State Street intends to finalize the proposed new structure and contractual terms during the third quarter and confirm the approach with regulators, O'Hanley said. The modifications must also be approved by the board of directors at both BBH and State Street.
The modifications include an amendment to the purchase price and changes to the operating model and regulatory approvals. At the heart of the review is the legal entity structure of the combined entity, CFO Eric Aboaf said. Since State Street runs a holding company, a series of banks and other entities globally, it is looking to create a "workable and good path of combination" in different ways, Aboaf said.
The acquisition was announced in September 2021 at a deal value of $3.5 billion. State Street is seeking changes to the purchase price since it wants to preserve the economic accretion it had previously disclosed when the deal was announced, Aboaf said.

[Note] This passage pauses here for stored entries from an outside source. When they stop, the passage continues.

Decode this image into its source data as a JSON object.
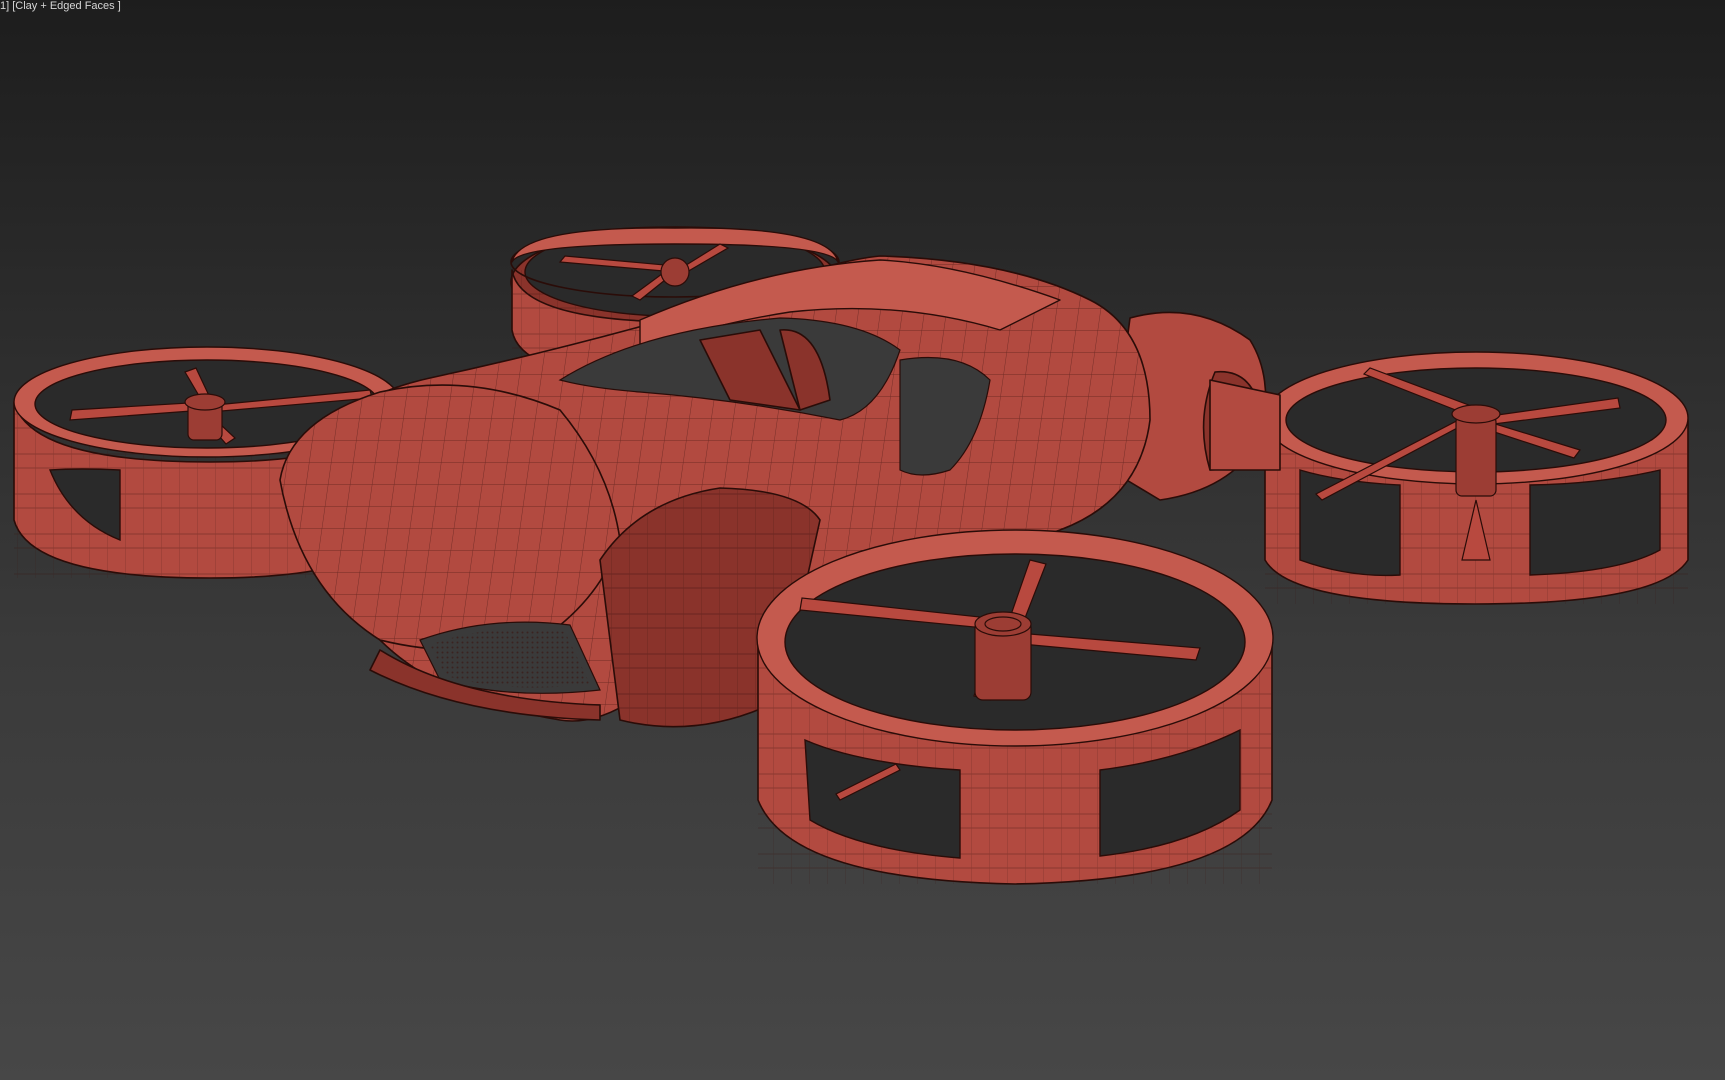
{
  "viewport": {
    "label": "1] [Clay + Edged Faces ]",
    "shading_mode": "Clay + Edged Faces",
    "background_top_color": "#1d1d1d",
    "background_bottom_color": "#474747",
    "model_color": "#b24a40",
    "edge_color": "#2a0c08"
  },
  "icons": {
    "model": "flying-car-drone-icon"
  }
}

The parties initially expected to close the deal in June 2022 but are now aiming for the end of the fourth quarter. After Sept. 6, one year since the deal agreement was signed, either company can terminate the transaction without penalty, absent further agreement between the parties, O'Hanley said.
"The regulatory world and the political world has changed significantly since we announced this deal and what we're looking towards [is] a way to break through and close it in a reasonable time period," O'Hanley said. "This time period doesn't seem reasonable to anybody, but it's actually better than some of the alternatives that we've been faced with."